As the Taliban insurgency in the country shows signs of renewed strength, Obama said the current contingent of 9,800 U.S. troops would remain in Afghanistan through most of 2016. Their focus will be counterterrorism and training Afghan forces. “Their mission will not change,” Obama stressed, following the ending of U.S. combat operations in 2014.
But instead of withdrawing by the end of 2016 all but a residual force to be stationed at the heavily fortified U.S. embassy in Kabul, Obama said 5,500 American troops will remain in the country at four locations around Afghanistan.
Calling the decision “the right thing to do,” Obama said that while Afghan government forces had stepped up and fought for their country, they were not “as strong as they need to be.”
“In key areas of the country, the security situation is still very fragile and in some places there’s risk of deterioration,” he said.
The President’s reversal reflects an increasingly troubling reality: 14 years after they were displaced by the U.S.-led invasion of the country, Taliban insurgents are staging a violent comeback. Meanwhile, against the backdrop of a much-reduced foreign troop cover — the current U.S. presence, for example, is down from a high of over 100,000 in 2011 — there is little sign that Afghan forces are strong enough to defend the country from the insurgency.
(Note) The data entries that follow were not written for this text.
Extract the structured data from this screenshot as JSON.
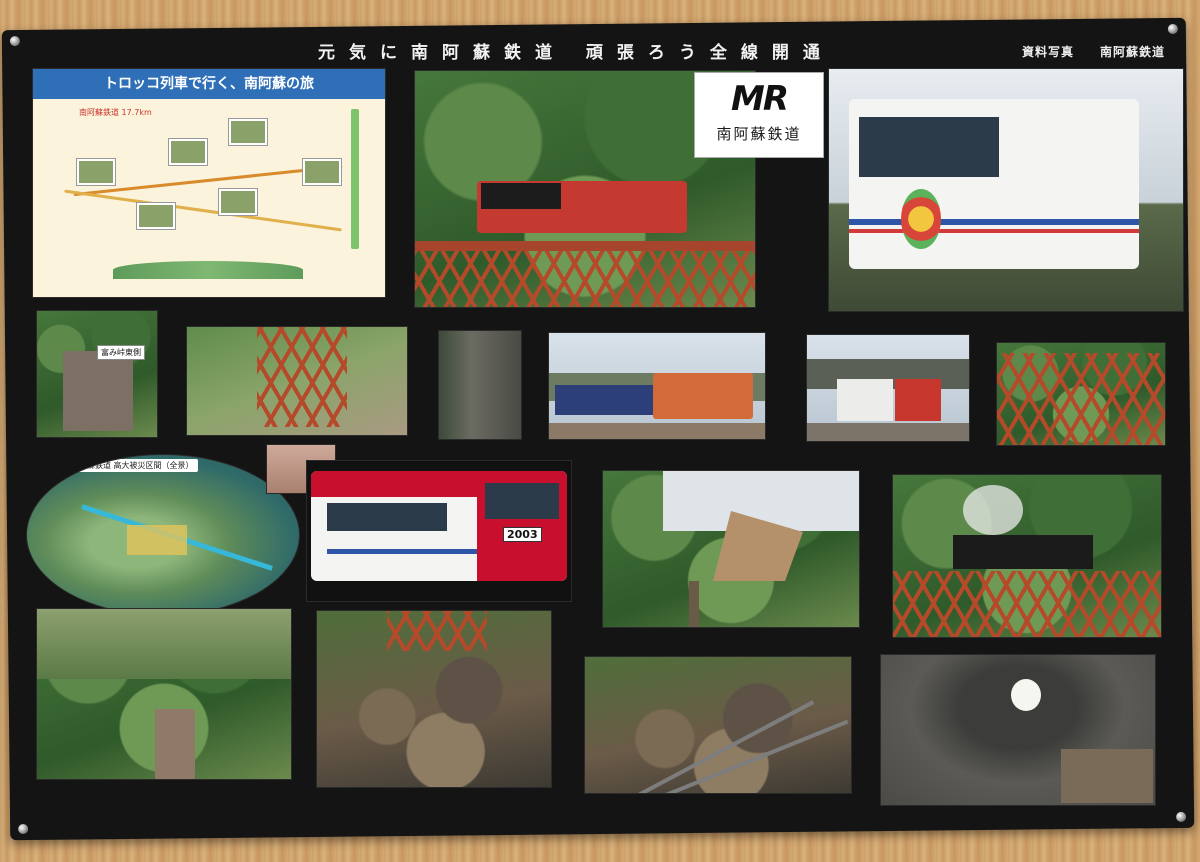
{
  "board": {
    "title": "元気に南阿蘇鉄道 頑張ろう全線開通",
    "credit_source": "資料写真",
    "credit_company": "南阿蘇鉄道"
  },
  "map_panel": {
    "header": "トロッコ列車で行く、南阿蘇の旅",
    "distance": "南阿蘇鉄道 17.7km"
  },
  "logo": {
    "mark": "MR",
    "name": "南阿蘇鉄道"
  },
  "photo_labels": {
    "small_sign": "富み峠東側",
    "oval_map_title": "南阿蘇鉄道 高大被災区間（全景）",
    "car_number": "2003"
  },
  "colors": {
    "board": "#141414",
    "wood": "#d2a670",
    "map_header": "#2f6fb8",
    "train_red": "#c7372d",
    "bridge_red": "#b44a2a"
  }
}
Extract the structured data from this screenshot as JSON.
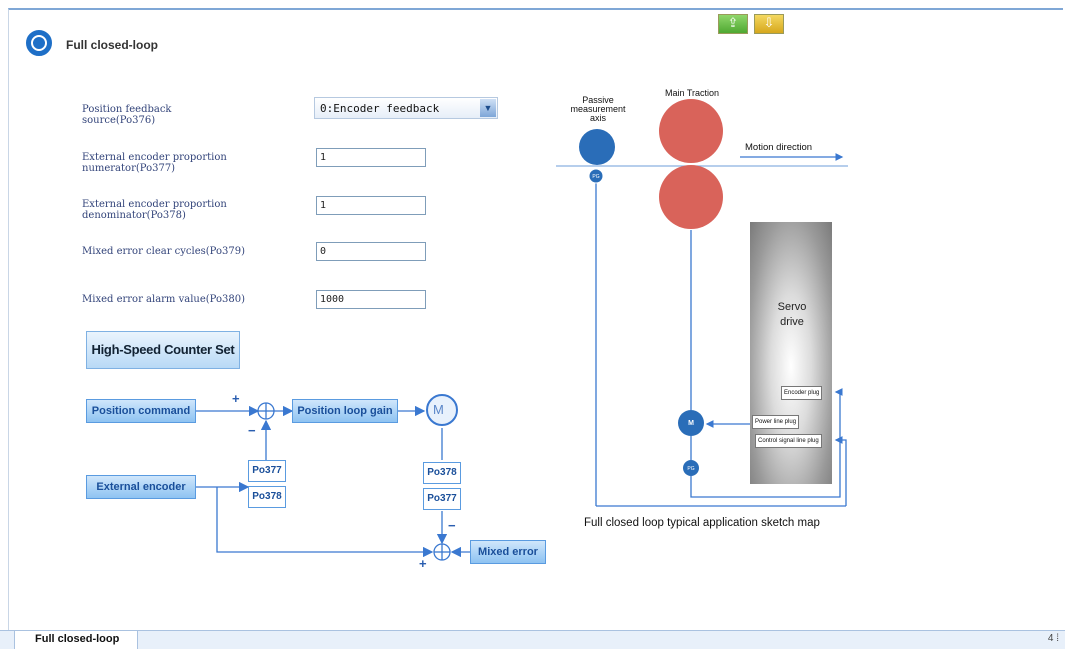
{
  "window": {
    "title": "Full closed-loop"
  },
  "toolbar": {
    "btn_upload": "⇪",
    "btn_download": "⇩"
  },
  "form": {
    "source_label": "Position feedback source(Po376)",
    "source_value": "0:Encoder feedback",
    "numerator_label": "External encoder proportion numerator(Po377)",
    "numerator_value": "1",
    "denominator_label": "External encoder proportion denominator(Po378)",
    "denominator_value": "1",
    "clear_label": "Mixed error clear cycles(Po379)",
    "clear_value": "0",
    "alarm_label": "Mixed error alarm value(Po380)",
    "alarm_value": "1000"
  },
  "hsc_button": "High-Speed Counter Set",
  "block_diagram": {
    "position_command": "Position command",
    "position_loop_gain": "Position loop gain",
    "motor": "M",
    "external_encoder": "External encoder",
    "mixed_error": "Mixed error",
    "p377_a": "Po377",
    "p378_a": "Po378",
    "p378_b": "Po378",
    "p377_b": "Po377",
    "plus1": "+",
    "minus1": "−",
    "minus2": "−",
    "plus2": "+"
  },
  "sketch": {
    "passive_axis": "Passive measurement axis",
    "main_traction": "Main Traction",
    "motion_direction": "Motion direction",
    "pg_top": "PG",
    "servo_drive": "Servo drive",
    "encoder_plug": "Encoder plug",
    "power_plug": "Power line plug",
    "control_plug": "Control signal line plug",
    "motor": "M",
    "pg_bottom": "PG",
    "caption": "Full closed loop typical application sketch map"
  },
  "tabs": {
    "active": "Full closed-loop",
    "page_indicator": "4 ⁞"
  }
}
The fall of Kunduz in late September underscored the challenge. The northern Afghan city was the Taliban’s last stronghold in 2001. Its security had been under question since earlier this year, when the insurgents began attacking the city. But despite months of warnings, the Taliban reclaimed Kunduz on Sept. 28 — the day before the national unity government of the Afghan President Ashraf Ghani marked its first anniversary in office.
The insurgents were eventually driven out the city, after Afghan forces, backed up by the U.S. military, launched a massive counteroffensive. But the fall of Kunduz highlighted the potency of the Taliban under it’s new leader, Mullah Akhtar Muhammad Mansour, who took over after the confirmation of the death of longtime Taliban chief Mullah Omar in July. It also sharpened concerns about the state of Afghan forces, and the ability of the Afghan government to maintain its hold on the country.
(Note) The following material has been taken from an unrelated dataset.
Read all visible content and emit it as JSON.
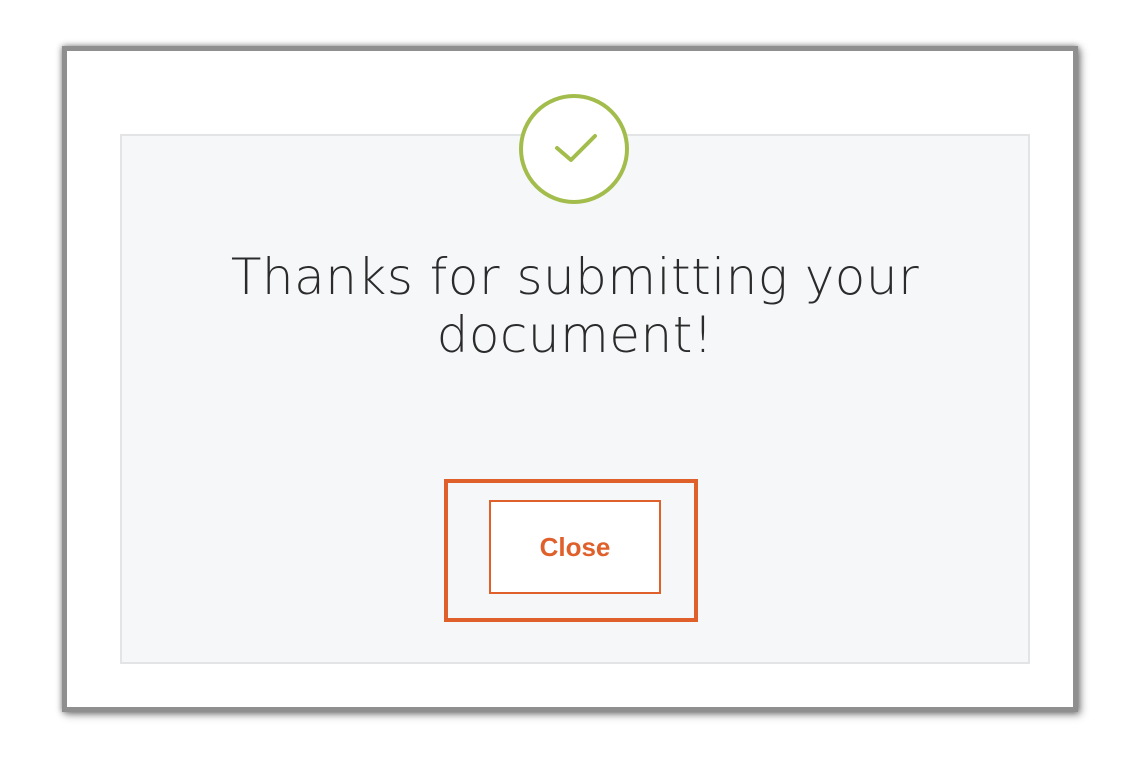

Even before the fall of Kunduz, the omens were grim, with 2014 going down as the deadliest year of the Afghan conflict since the U.N. began keeping records of civilian casualties. As foreign troop numbers dropped, the tally of civilians killed and wounded shot up as a result of ferocious, and too often deadly, fighting between insurgents and government forces. Overall, 3,699 civilians were killed and nearly 7,000 were injured
“Obama’s decision was the right one to make,” says Michael Kugelman, a senior analyst at the Wilson Center in Washington, D.C. “In the end, considerations about his legacy had to defer to the troubling realities on the ground.”
Though the new plan “won’t magically stabilize Afghanistan, … this decision will be a big psychological boost for Afghan forces,” adds Kugelman. “They will be reassured that the U.S. military is not giving up on them.”